A子: 「ウケる笑笑!うちは映画のあらすじと解説をネットで見て書いただけだよ」





「えええーーーーーーー!!!」


そんな小癪なマネを初回から行う肝の座り方にも驚くし、ネットの情報量だけで書くなんて。
(こういうやつが就活とか小賢しく成功させるのだろう、私は真面目すぎたのだった。)


A子と私のレポートは同等のレベルとはで言えない。なんせ私はわざわざTSUTAYAで映画を選定し、指が痛くなるほど重要なシーンで再生と停止を繰り返し、図解まで入れていたのである。

ひょっとすると教授は「よく頑張ったで賞」としてお情けの「A」評価をくれたのではないだろうか。


教授の評価の真意・素直な感想は未だにわからない。





ついに「F」評価を喰らう?!レポート課題で最大のピンチ

さて、大学の講義というものは半年単位で授業を組まれる。

当然ながら「レポート・論文作成法」は毎週レポートが課され、最低10回は自分の拙い文章を教授にみっちり1週間読まれることになる。


面白いもので、自分がノリノリで書いた文章ほど酷評をされ、自分が億劫になりながらなんとか書き上げたものが高評価を受けたりする。

今回はそれに関する話だ。


流石に、何週間も講義を受けていると単位取得が難しいと言われる所以がわかってくる。教授は少しクセはあっても、心優しくフィードバックをしてくれる人だった。

恐ろしいのはやはり、課題の量。そして教授のレポートへの評価だった。
教授はいわゆる「楽をしている大学生」が嫌いで、少しでも手抜き・居眠りが見えたら容赦なく叱るし、「F」(落第) をつける。

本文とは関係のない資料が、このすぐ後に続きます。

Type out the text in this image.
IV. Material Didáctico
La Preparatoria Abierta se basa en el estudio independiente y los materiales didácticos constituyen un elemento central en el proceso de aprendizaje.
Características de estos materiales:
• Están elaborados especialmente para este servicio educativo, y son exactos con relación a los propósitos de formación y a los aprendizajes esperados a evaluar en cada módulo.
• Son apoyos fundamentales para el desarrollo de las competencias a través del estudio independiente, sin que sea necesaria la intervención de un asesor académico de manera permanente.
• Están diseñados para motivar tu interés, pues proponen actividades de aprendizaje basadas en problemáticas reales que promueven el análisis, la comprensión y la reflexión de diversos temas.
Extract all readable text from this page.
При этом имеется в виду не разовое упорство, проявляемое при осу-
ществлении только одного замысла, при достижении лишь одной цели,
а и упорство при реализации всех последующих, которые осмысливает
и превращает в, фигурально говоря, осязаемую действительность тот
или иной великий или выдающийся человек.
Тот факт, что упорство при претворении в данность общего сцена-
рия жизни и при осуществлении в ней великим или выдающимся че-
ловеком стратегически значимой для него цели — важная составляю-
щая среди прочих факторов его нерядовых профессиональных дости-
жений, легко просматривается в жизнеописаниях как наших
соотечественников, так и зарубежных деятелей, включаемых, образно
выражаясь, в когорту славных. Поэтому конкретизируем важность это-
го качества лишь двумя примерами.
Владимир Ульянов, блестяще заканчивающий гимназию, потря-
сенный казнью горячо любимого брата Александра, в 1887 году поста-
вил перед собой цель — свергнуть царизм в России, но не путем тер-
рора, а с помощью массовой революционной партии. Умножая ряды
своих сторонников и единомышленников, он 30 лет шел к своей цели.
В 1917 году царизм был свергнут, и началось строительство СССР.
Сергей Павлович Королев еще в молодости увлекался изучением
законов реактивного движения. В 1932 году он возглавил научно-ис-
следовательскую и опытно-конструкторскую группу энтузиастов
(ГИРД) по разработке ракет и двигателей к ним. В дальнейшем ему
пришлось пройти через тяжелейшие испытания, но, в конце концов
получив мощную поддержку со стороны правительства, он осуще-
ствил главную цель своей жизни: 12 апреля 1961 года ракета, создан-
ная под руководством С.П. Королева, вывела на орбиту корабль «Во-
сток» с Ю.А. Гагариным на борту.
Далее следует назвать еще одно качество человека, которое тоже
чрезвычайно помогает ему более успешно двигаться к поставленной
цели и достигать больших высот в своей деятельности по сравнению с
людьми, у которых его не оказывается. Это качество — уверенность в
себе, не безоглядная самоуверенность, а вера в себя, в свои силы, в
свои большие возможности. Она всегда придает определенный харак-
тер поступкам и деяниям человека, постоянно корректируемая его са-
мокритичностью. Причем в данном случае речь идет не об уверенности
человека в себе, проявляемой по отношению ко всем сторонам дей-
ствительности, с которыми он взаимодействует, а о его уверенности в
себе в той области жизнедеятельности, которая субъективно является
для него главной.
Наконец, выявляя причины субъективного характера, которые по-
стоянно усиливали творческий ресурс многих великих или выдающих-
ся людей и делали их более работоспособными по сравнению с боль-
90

反対に、よっぽど心が動かされない限りは「S」(優秀)をつけることがなく、私を含む友達たちは「A」か「B」を見せ合うという不毛などんぐりの背比べを繰り返していた。


転機は第7週目の課題だった。
その日の講義は、9・11のアメリカ同時多発テロについてだった。

内容がセンシティブなこともあり、生徒もこれまでと違った態度でクラス前方に投影されているスクリーンをじっと見つめている。

講義の最後に5分弱のショート映画を2本観せられた。
(厳密には1本の映画で、いわゆるショート作品が何本も詰め込まれたオムニバスのようなものだった)

1つは、アフリカ大陸の国だろうか、村の子たちが日干しレンガのようなものをそそくさと運んでいる。どうやら学校の活動のようで、いかにも先生っぽい人が皆を集めて煙突から出る煙を眺めているというもの

もう1つは、NYに在住しているカップルに場面が移る。物静かなアパートメントで朝食をとるカップル。男の方は仕事をしているらしく、玄関で口づけを交わした後、仕事へと出て行った。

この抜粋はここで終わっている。